Yun Che bir süre hayrete düşmüştü. Yeşim taşını avucunda çevirdi. Yıldız gibi parlayan dokuz ışık parıltısı gözlerine girdi. Uzun süre gözlerine inanamadı.
İlahi Dokuz Yıldızlı Buda Yeşimi... rüyalarında istediği bir şeydi bu... defalarca üst yıldız alemlerinde dahi elde edilmesi son derece zor olduğu söylendi. İlahi Dokuz Yıldızlı Buda Yeşimi için planı, Lei Qiangfeng'ten ''zorla'' tüm kaynak taşlarını almaktı. Aslında, asla elde edemeyeceği büyük bir olasılık olduğunu kabul etmişti, ama şimdi... avucuna düşmüştü.
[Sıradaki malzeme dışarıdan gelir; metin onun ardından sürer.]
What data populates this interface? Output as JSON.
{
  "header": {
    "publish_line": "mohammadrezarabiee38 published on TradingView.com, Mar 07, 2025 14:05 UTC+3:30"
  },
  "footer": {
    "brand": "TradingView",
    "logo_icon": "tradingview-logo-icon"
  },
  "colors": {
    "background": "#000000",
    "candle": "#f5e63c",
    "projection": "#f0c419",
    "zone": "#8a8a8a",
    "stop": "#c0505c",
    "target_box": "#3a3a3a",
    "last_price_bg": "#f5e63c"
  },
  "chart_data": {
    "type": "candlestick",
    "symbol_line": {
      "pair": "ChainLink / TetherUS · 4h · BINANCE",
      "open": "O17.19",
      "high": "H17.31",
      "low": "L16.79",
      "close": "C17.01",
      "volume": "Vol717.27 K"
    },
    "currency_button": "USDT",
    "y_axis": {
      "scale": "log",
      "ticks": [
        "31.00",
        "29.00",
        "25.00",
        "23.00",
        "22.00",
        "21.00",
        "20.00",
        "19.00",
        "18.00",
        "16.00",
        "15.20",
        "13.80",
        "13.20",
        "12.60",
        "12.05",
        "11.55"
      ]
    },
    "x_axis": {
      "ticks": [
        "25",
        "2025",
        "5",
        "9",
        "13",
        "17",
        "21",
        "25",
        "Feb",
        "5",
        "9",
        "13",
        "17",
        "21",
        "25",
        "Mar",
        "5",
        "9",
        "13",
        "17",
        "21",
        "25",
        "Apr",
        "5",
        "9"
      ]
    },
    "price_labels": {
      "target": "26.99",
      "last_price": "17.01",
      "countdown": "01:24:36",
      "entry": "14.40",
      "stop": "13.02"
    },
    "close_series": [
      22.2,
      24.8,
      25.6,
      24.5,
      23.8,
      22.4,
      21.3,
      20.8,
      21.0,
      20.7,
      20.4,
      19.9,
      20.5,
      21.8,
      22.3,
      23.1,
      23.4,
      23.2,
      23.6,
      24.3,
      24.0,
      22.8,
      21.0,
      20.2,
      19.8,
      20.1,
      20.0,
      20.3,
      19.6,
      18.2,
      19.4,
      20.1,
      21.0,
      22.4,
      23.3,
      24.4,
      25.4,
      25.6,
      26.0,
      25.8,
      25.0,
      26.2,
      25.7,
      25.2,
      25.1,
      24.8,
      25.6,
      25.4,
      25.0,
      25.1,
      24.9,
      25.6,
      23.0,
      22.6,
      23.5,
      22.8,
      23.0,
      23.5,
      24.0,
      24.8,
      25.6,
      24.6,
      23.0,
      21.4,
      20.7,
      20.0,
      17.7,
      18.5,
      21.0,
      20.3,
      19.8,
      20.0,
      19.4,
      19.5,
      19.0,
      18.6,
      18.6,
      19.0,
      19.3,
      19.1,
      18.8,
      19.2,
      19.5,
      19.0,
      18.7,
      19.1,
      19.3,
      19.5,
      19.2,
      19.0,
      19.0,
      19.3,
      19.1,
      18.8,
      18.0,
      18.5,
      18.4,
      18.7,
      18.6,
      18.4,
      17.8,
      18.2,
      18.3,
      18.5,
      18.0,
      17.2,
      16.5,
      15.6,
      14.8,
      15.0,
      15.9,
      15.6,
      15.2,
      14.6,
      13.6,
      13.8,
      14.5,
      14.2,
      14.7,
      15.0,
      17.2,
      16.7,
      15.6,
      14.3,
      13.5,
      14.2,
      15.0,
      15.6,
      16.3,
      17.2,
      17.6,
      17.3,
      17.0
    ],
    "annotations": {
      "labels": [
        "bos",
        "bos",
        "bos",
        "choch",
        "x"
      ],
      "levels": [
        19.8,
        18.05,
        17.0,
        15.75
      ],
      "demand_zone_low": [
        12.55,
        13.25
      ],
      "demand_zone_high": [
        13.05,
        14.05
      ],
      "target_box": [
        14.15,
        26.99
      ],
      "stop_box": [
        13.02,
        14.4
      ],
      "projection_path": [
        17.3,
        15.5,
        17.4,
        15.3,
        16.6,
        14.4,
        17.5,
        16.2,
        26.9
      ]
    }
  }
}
Sanki gökten düşmüştü ve onun sadece eğilip alması gerekiyordu!
Lei Qianfeng düşük seviyeli bir alemin kralıydı, nasıl onun böyle bir hazinesi olabilirdi!?
Ve görünüşe göre ölmüştü ve vücudundan alınmamıştı.
Ve bunca zamandır aradığı şeyi sonunda almayı başarmıştı.
Bu... iyi şansın tam on ikiden vurulmasıydı!
Gökler nihayet ihtiyaçlarını tanımıştı, gözleri nihayet açık mıydı?
Derin bir şok ve imkansızlık hissi hissetmesine rağmen, bunun çok hoş bir sürpriz olduğu açıktı. Yüzünde kocaman bir sırıtış belirdi, gülmek istedi ama duyguları bir akı içindeydi, geçici olarak nasıl güleceğini unuttu.
Lei Qianfeng bir süredir ölmüştü ve cesedi beyazlaşmaya başlamıştı, ancak aniden korkunç ve tehdit eden yüzü Yun Che'nin gözlerine çok hoş görünüyordu.
"Lei Qianfeng, hayatta iken sayısız kötülük işledin, ama ölümünde ... gerçekten büyük, iyi bir iş yaptın! Bu şeyi bana daha önce verseydin oğullarının daha hızlı bir şekilde ölmesine izin verebilirdim!" Yun Che, Lei Qianfeng'e mırıldanmaya başladı. Kalbi, kelimenin tam anlamıyla "göklerden düşmüş" olan bu yeşim parçasını alırken hızla atıyordu.
''Jasmine,'' Yun Che başını kaldırdı ve sevgi ile gülümsedi. "Görünüşe göre gökler bile seni bir kez daha bulmamı istiyor. Şu anda eksik olan tek şey Ölümsüz İmparatorun Otu. Kesinlikle seni bulacağım!"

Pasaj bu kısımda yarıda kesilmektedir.